Allen Ginsberg and friend, India, 1963

Corbis

“Wanting approval is a kind of aggression.” -Allen Ginsberg

Normally, this is the time of the year when we’re, anxiously, taking stock of the past year, and making resolutions, some grandiose, some gross, for the New Year. But let’s face it: 2016 has not been a normal year. 2016 is the year that I predict that 60 years from—assuming that there’s some kind of Mad-Max-Beyond-Hot-Topic planet, still capable of sustaining life—high school kids will be studying our fear, loathing and small-handed government, miles below the earth, safely ensconced in the bunkers left over from the race wars, and eventually gutted by the feral cat wars, nudging their pet sexclones/BFF, “Jesus, Jerry5, can you believe this crap? What was wrong with those morons? And hey, did you finish all the armadillo milk? Your turn to go raiding in the Forbidden Zone. Bring the monkey; he’s got the assault rifle this week.”

So, if you’re still having a hard time wrapping your head around our new leader (*giggles*), if things seem too damn real...yeah, join the club.

A system of tubes and cat images.

And maybe, given our flammable atmosphere, one’s New Year’s Resolutions have the propensity to go a little haywire, and cause more harm than good. If you’re frustrated, exhausted, and general fearful of what the future holds, maybe this is a great time to resolve to throw out the script and do all those things you’ve kept in your heart, all those things that both stimulate and terrify you...what exactly do you have to lose?

I think many of us create resolutions as a way of manifesting some kind of higher order in an indifferent universe, but come on, with 2016, I think all bets are off. I can only imagine that end-of-the-world cults must be making money hand over subjugated fist, right about now. Fear is a helluva drug.

But the other side of every fear, as the cliche goes, is the ultimate freedom. (And yes, that’s also scary.) But spoiler alert: this is your life. The good parts and the bad. This is what we’ve got to work with.

Nelson Mandela’s ticker-tape parade through NYC, 1990

Nelson Mandela’s ticker-tape parade through NYC, 1990

“May your choices reflect your hopes, not your fears.”-Nelson Mandela.

I remember that day, as if it was yesterday. I had played hooky from high school to hang out with my boyfriend, and we watched the parade on TV, silent and awed by the magnitude of the history we were watching. Routinely we turned to each other, and sort of giggled, in utter shock: was this really happening?

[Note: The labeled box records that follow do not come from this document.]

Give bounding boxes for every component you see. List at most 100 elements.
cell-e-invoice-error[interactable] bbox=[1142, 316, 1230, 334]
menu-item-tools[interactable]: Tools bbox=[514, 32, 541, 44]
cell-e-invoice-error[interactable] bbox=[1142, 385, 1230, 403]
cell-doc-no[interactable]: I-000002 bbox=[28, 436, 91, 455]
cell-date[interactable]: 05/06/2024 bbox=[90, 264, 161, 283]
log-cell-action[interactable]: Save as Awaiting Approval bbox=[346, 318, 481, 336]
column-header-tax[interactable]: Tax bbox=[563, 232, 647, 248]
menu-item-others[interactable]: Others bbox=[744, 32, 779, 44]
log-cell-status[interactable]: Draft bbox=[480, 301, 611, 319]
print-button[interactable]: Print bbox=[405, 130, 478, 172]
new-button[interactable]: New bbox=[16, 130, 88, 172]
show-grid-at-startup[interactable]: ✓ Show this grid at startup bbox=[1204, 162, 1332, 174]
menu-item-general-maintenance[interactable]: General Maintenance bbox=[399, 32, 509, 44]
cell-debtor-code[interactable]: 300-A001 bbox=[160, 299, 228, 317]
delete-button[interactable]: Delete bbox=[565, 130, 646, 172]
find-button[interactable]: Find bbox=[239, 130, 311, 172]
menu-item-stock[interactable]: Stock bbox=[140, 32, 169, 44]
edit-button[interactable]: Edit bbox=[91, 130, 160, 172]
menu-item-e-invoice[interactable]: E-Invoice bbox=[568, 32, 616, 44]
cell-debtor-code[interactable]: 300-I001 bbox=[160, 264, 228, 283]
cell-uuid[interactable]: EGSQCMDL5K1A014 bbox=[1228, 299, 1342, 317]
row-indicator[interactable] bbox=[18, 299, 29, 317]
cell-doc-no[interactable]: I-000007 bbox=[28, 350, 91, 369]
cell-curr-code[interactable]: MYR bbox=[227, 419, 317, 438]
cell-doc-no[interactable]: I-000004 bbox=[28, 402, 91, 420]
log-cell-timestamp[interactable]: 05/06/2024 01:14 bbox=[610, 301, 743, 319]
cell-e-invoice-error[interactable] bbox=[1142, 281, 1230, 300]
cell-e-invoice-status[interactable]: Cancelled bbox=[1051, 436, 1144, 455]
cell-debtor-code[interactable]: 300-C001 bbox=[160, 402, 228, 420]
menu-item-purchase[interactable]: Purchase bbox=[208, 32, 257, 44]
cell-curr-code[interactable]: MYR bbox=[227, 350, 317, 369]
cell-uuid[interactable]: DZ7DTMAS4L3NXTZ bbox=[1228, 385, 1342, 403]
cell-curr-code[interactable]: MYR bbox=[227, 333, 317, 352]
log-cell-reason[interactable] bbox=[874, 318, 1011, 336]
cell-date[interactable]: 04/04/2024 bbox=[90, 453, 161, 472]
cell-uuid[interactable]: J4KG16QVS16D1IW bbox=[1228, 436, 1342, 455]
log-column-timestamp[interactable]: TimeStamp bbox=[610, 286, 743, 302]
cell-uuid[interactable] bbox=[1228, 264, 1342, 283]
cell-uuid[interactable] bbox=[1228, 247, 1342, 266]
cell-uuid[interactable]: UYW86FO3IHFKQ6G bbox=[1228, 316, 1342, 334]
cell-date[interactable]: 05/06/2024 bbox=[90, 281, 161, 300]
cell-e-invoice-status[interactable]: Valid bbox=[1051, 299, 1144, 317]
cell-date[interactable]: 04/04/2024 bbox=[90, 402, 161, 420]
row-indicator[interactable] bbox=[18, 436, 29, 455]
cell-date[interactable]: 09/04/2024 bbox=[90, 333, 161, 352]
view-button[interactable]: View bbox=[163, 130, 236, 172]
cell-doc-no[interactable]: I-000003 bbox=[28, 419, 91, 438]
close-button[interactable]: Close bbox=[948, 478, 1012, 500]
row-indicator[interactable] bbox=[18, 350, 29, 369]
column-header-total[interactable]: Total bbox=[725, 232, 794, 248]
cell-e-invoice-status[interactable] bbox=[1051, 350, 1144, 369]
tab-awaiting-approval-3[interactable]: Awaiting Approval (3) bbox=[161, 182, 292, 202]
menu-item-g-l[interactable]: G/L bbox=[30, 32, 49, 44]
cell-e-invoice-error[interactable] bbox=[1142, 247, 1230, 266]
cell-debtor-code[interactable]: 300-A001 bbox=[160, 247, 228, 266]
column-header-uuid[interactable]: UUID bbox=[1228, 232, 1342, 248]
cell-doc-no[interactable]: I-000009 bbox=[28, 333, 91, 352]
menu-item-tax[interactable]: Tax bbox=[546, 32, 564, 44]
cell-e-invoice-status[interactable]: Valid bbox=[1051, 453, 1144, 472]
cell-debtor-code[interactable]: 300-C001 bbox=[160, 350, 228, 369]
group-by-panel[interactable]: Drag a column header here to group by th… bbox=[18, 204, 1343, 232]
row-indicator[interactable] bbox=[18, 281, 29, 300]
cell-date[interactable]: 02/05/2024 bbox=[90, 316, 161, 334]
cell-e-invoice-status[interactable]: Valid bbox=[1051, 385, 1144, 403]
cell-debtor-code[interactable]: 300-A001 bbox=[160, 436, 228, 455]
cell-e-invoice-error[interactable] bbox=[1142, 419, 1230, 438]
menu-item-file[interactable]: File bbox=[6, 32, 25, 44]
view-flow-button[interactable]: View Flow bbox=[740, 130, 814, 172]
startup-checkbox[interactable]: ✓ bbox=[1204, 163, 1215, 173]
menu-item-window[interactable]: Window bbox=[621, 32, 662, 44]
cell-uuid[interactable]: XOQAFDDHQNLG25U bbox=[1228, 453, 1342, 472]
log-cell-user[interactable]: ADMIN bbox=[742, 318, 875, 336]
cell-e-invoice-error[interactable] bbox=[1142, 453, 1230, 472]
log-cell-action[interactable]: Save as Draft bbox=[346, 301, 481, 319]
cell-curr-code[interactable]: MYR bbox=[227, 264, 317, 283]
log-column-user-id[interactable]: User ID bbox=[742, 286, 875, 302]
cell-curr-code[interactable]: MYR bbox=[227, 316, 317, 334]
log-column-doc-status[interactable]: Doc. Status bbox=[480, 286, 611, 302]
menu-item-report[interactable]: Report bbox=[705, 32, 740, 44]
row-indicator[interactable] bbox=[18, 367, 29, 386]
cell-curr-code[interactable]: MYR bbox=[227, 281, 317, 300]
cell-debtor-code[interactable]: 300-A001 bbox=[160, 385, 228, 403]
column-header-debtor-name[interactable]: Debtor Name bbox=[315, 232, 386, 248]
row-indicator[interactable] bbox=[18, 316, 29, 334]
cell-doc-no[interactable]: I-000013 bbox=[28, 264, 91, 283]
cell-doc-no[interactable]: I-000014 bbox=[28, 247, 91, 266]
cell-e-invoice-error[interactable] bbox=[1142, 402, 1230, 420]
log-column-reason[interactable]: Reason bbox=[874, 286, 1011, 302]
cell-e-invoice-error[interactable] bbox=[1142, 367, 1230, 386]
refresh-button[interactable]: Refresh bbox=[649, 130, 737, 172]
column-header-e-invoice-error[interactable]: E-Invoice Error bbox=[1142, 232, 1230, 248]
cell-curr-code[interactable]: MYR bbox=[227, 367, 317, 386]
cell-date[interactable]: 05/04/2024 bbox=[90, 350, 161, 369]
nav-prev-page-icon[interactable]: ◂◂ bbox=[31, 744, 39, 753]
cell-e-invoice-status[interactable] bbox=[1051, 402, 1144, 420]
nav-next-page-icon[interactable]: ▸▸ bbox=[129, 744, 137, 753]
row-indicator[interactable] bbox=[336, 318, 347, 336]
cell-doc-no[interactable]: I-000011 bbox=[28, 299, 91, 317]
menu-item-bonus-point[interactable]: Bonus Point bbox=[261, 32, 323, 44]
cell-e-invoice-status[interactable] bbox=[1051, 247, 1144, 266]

This was probably the moment I became a history slut nerd. To see this man move through the streets, and to see the streets rise up to greet him, crying out in need, one could almost touch, though the TV, his empathy and hope.

Resolutions can be wonderful things, a way for us to commit to our passions and potential, a way for us to create a road-map of our ambition, and make order of the convoluted universe inside all of us. But sometimes, these same resolutions can become a form of self-inflicted punishment, for all the things we didn’t do. For all our fears. For all that we’re not. For simply being human, and all our necessary imperfections.

Don’t get it twisted: 2016 has been a brutal year. All of us—winners and losers—are walking wounded. All of us are lonely and bleeding. All of us are scarred.

If you’re considering a resolution-free New Year, a New Year in which you simply decide to get reacquainted with yourself, and by extension, your country...well, who could blame you? The deepest, truest part of yourself knows what you need. Will you listen to yourself? Will you trust yourself.

Walt Whitman

Walt Whitman

“I exist as I am, that is enough.” - Whitman

Perhaps forgiveness could be your first, and last, resolution for 2017.